Moria Ran Ben Hai, Pelech High School in Tel Aviv
Since the 1970s, the phenomenon of Torah study for women has developed in Israel. Today, women hold several halakhic and religious leadership positions in the wide variety of the Orthodox-modern public in Israel. However, the religious establishment in the State of Israel, the Chief Rabbinate, refuses to recognize women's halakhic training and allow them to take the formal rabbinate exams.
Even before women sought this institutional recognition, as early as 2007, Rabbanit Hannah Dreyfus-Goodinger was appointed the first school rabbi in Israel.
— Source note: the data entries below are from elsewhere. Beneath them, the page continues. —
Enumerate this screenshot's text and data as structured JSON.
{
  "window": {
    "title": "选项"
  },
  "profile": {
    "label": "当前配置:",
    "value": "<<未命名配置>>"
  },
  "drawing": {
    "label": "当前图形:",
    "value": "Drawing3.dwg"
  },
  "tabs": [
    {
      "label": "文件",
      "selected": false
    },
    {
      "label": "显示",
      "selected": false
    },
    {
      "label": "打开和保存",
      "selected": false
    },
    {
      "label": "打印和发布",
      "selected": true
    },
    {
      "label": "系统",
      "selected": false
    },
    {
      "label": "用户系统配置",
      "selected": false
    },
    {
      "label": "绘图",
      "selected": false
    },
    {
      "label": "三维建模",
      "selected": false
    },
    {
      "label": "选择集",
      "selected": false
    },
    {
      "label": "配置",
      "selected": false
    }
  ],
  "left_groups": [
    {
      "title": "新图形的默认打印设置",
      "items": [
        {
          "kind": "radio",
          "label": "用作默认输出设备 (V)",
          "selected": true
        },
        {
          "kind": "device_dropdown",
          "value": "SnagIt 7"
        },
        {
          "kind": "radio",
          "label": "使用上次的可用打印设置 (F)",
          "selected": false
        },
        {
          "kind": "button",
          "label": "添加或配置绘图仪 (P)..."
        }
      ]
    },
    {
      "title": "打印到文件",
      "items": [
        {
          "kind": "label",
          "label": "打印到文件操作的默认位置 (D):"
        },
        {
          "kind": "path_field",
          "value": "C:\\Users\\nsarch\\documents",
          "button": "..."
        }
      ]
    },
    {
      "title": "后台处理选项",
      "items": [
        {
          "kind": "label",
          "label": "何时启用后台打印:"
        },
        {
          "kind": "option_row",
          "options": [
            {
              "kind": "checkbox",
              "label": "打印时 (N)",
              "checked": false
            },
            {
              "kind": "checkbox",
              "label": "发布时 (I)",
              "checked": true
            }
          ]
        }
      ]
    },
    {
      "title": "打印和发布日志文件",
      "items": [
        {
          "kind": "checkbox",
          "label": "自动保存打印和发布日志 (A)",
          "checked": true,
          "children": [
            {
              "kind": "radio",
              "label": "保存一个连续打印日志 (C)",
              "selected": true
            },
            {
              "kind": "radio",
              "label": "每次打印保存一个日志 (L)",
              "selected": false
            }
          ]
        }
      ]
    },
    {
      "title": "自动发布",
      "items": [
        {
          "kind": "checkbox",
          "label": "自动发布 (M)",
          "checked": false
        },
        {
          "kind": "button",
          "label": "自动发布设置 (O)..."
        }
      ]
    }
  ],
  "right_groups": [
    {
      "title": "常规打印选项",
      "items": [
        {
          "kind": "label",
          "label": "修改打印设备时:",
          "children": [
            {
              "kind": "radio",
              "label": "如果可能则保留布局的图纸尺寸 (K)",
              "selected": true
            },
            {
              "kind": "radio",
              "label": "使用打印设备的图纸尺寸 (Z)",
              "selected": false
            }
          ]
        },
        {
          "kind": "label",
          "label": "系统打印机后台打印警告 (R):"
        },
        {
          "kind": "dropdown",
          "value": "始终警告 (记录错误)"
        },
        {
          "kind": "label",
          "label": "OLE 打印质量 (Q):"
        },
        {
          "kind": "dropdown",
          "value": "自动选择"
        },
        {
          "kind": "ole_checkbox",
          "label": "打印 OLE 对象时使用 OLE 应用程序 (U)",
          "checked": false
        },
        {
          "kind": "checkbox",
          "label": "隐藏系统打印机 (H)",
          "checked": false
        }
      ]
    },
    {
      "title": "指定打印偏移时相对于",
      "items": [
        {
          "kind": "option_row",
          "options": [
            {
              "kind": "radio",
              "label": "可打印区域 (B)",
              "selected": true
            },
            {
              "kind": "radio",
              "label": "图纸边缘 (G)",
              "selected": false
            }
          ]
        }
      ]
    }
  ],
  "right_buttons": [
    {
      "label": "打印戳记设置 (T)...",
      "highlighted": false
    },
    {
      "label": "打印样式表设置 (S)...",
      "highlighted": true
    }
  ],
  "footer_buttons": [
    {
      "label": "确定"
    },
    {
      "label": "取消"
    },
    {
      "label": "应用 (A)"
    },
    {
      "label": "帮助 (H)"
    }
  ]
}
Her appointment led to a school discussion about the title she should carry, whether Rabbi, Rabbanit, or Rabba. The deliberation on the choice of name indicated a more profound process in modern Orthodox society in Israel - what is the status of educated Torah women? What leadership roles will they fulfill, and what public will they lead?
Since then, about twenty school rabbaniot have been appointed in Israel, which is an expanding phenomenon. It should be noted that this is an official appointment within the state religious education, and therefore constitutes official recognition, even if limited to the areas of education. Although the paycheck says "school rabbi," the religious education administration calls them “Judaic Female-Leader'', while many of them call themselves rabbanit.
Similar to many leadership roles and feminist achievements throughout history, here too, a female-educational role is the key to advancing women. I seek to explore the new position of women as religious leaders in Modern-Orthodoxy and Religious-Zionist societies through this institutionalized role. The research is qualitative and will be based on personal interviews, meeting records and online materials such as emails and WhatsApp groups.
In my paper, I would like to propose to see this phenomenon as an essential step on the way to the institutional recognition of women's religious leadership in its many titles and to tell from my personal point of view, as a researcher of religious feminism and as a school rabbanit of pelech high school for girls in Tel Aviv.